Further, if we look at the Global Financial Crisis, we saw that Gold in Australian dollars rose in value while shares and property fell in value. Therefore, gold can have a great value in helping make the overall portfolio more robust and secure through a wide range of market conditions - which is why gold is included in the "Permanent Portfolio" concept.  ( https://en.wikipedia.org/wiki/Fail-Safe_Investing  )

Timing is extremely important.

December 05, 2016

If you ignore market timing, there are times during which you make very large losses.  Over the long-term, the historical evidence does not support a buy-and-hold strategy - except during a secular bull market for shares like 1982-2007 for Australian shares.

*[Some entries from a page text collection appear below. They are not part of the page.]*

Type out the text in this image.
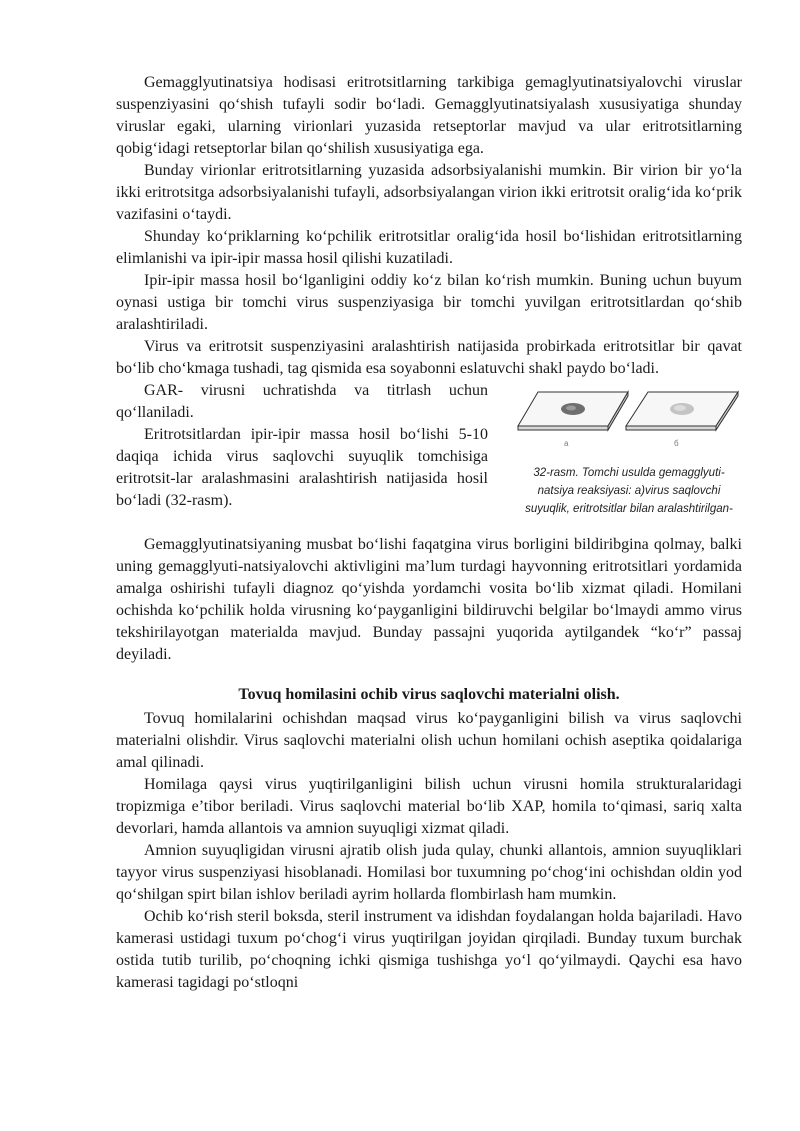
Gemagglyutinatsiya hodisasi eritrotsitlarning tarkibiga gemaglyutinatsiyalovchi viruslar suspenziyasini qo‘shish tufayli sodir bo‘ladi. Gemagglyutinatsiyalash xususiyatiga shunday viruslar egaki, ularning virionlari yuzasida retseptorlar mavjud va ular eritrotsitlarning qobig‘idagi retseptorlar bilan qo‘shilish xususiyatiga ega.

Bunday virionlar eritrotsitlarning yuzasida adsorbsiyalanishi mumkin. Bir virion bir yo‘la ikki eritrotsitga adsorbsiyalanishi tufayli, adsorbsiyalangan virion ikki eritrotsit oralig‘ida ko‘prik vazifasini o‘taydi.

Shunday ko‘priklarning ko‘pchilik eritrotsitlar oralig‘ida hosil bo‘lishidan eritrotsitlarning elimlanishi va ipir-ipir massa hosil qilishi kuzatiladi.

Ipir-ipir massa hosil bo‘lganligini oddiy ko‘z bilan ko‘rish mumkin. Buning uchun buyum oynasi ustiga bir tomchi virus suspenziyasiga bir tomchi yuvilgan eritrotsitlardan qo‘shib aralashtiriladi.

Virus va eritrotsit suspenziyasini aralashtirish natijasida probirkada eritrotsitlar bir qavat bo‘lib cho‘kmaga tushadi, tag qismida esa soyabonni eslatuvchi shakl paydo bo‘ladi.

GAR- virusni uchratishda va titrlash uchun qo‘llaniladi.

Eritrotsitlardan ipir-ipir massa hosil bo‘lishi 5-10 daqiqa ichida virus saqlovchi suyuqlik tomchisiga eritrotsit-lar aralashmasini aralashtirish natijasida hosil bo‘ladi (32-rasm).

a	б
32-rasm. Tomchi usulda gemagglyuti-
natsiya reaksiyasi: a)virus saqlovchi
suyuqlik, eritrotsitlar bilan aralashtirilgan-

Gemagglyutinatsiyaning musbat bo‘lishi faqatgina virus borligini bildiribgina qolmay, balki uning gemagglyuti-natsiyalovchi aktivligini ma’lum turdagi hayvonning eritrotsitlari yordamida amalga oshirishi tufayli diagnoz qo‘yishda yordamchi vosita bo‘lib xizmat qiladi. Homilani ochishda ko‘pchilik holda virusning ko‘payganligini bildiruvchi belgilar bo‘lmaydi ammo virus tekshirilayotgan materialda mavjud. Bunday passajni yuqorida aytilgandek “ko‘r” passaj deyiladi.

Tovuq homilasini ochib virus saqlovchi materialni olish.

Tovuq homilalarini ochishdan maqsad virus ko‘payganligini bilish va virus saqlovchi materialni olishdir. Virus saqlovchi materialni olish uchun homilani ochish aseptika qoidalariga amal qilinadi.

Homilaga qaysi virus yuqtirilganligini bilish uchun virusni homila strukturalaridagi tropizmiga e’tibor beriladi. Virus saqlovchi material bo‘lib XAP, homila to‘qimasi, sariq xalta devorlari, hamda allantois va amnion suyuqligi xizmat qiladi.

Amnion suyuqligidan virusni ajratib olish juda qulay, chunki allantois, amnion suyuqliklari tayyor virus suspenziyasi hisoblanadi. Homilasi bor tuxumning po‘chog‘ini ochishdan oldin yod qo‘shilgan spirt bilan ishlov beriladi ayrim hollarda flombirlash ham mumkin.

Ochib ko‘rish steril boksda, steril instrument va idishdan foydalangan holda bajariladi. Havo kamerasi ustidagi tuxum po‘chog‘i virus yuqtirilgan joyidan qirqiladi. Bunday tuxum burchak ostida tutib turilib, po‘choqning ichki qismiga tushishga yo‘l qo‘yilmaydi. Qaychi esa havo kamerasi tagidagi po‘stloqni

And if you ignore secular bear markets (which on average last about 15 years, you make make large losses over a long period. [Long-term investment historical simply does not provide support to the long-term buy and hold philosophy for share-investing.]

We seek to invest in secular bull markets

December 05, 2016

Share markets travel in long cycles. If we use the last 200 years of US share market history as a guide, we can see that share markets tend to experience a secular bull market of about 20 years followed by a secular bear market of about 15 years.